Değerli okurlarım, kargayı tanımayan yoktur, çirkin sesli, liderlik vasfı olmayan, gözü pislik birikintilerinde olan ve havada uçabilen orta boy tavuk büyüklüğünde bir kuş… Kargaları kümes hayvanları gibi değerlendirmeyin, hele kılavuzluk için hiç düşünmeyin, hayal kırıklığı yaşarsınız. Çünkü onlar nerede pislik birikintisi görseler oraya pike yaparlar ve bir anda kılavuzluğu unuturlar. Kendi adıma konuşuyorum, koşullar ne olursa olsun kargalardan kılavuz düşünmem.
Diyelim ki kılavuzunuz karga kılıklı ve karakterli bir insan. O zaman sizi kimseler kurtaramaz ve tahmin ettiğiniz gibi, karganın burnunun battığı yere gark olur gidersiniz. Kargaların günahı yok, yaradan öyle yaratmış, kıymetlendirmiş. İnsanlara da akıl, fikir ihsan etmiş Yaradan. Bir nedeni olmalı değil mi? Ancak, belli kurum ve kuruluşlarda karga tipli, yani çapsız, kişiliksiz, pısırık, mıymıntı insanlar bulunuyorsa, bilin ki onlar bilerek oraya getirilmişlerdir. İnanın önemli bir nedeni vardır. Bizim hariciye nazırı gibi…
Peki, karakterleri nasıldır? Çapsız olduklarını kim biliyor? Bu tür insanlar önceleri ucuz çıkar peşinde olurlar, kışlık gömleğe kalın kravat takarlar, toplumun da tasvip etmediği insanlardır. Pantolonlarını yatağın altına sererek ütüleme işini halledenlerdir. Verilen emirleri yerine getirsin, Yukarıya taparcasına itaat etsin, Çalmayı, çırpmayı öğrensin, Sorunsuz bir bölge oluşmuş olsun.
Yukarıda saydığım evsaftaki insanlar spor camiasında bulunuyor ve orada çöreklenmişlerse ayıkla pirincin taşını. Pirinçten fazla taşı vardır ve bir çuval pirinçten bir fayda sağlanamaz… Oysa sporumuzun içinde olmakla beraber sessiz, sakin, ön plana çıkmak istemeyen, özverili, kültürlü ve öyle düzgün insanlar var ki işte onlar, sporumuzu demliyorlar, spora gerçek itibarını kazandırmaya çalışıyorlar, öyle kalmasına özen gösteriyorlar.
Yani az yiyorlar ama haram yemiyorlar… Mercimek çorbası daha da besleyici olsun diye, içine bir avuç bulgur ya da pirinç atmayı ihmal etmiyorlar.
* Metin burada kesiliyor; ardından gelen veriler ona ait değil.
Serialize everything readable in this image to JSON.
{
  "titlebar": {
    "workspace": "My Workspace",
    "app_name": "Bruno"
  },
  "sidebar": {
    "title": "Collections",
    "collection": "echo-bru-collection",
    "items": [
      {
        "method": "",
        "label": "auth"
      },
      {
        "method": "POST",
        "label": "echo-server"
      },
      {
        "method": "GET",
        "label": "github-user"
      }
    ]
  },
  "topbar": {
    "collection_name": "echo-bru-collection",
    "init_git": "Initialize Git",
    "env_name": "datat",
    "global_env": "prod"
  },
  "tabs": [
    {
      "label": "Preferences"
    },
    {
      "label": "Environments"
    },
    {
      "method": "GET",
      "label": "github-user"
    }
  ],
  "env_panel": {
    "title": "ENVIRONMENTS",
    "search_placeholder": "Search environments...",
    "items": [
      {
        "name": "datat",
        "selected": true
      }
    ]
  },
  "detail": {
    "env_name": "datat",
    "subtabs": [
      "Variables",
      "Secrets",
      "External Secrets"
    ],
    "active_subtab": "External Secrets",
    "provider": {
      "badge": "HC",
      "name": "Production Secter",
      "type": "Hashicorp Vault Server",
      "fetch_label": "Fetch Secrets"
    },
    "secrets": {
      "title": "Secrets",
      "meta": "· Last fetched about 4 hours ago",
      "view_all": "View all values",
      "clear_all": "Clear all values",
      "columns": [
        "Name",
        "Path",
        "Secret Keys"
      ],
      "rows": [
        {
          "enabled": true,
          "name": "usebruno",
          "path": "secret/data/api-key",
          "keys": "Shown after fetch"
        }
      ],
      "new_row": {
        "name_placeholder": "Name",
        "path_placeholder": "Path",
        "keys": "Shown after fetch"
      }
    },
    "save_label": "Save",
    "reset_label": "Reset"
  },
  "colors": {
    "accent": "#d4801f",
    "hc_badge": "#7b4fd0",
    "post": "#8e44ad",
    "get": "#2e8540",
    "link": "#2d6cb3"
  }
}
Bu sistem bazı konularda da kendini açıkça gösteriyor. Şu şekilde açıklayabiliriz… Gençlere eğilmeyi çok iyi biliyorlar ve tüm güzellikleri onlardan beklemenin bir fazilet olduğuna yürekten inanıyorlar.
Biz gençlerimizi gündeme getirirken hayatın neresinde, hangi görüntüsünde olursak olalım, gazete olarak gençlerin sporu özümlemesine, spora yönelmesine, gençlerin çevremizde çoğalmasına ve onlara daha çok yararlı olmaya özen gösteren bir yayın kurumuyuz. Çevremizde bu türden kuruluşlar var mı yok mu? Bilmiyorum ama eğer varsa hem dikkatli ve hem de yüksek sesli olmalarını öneririm.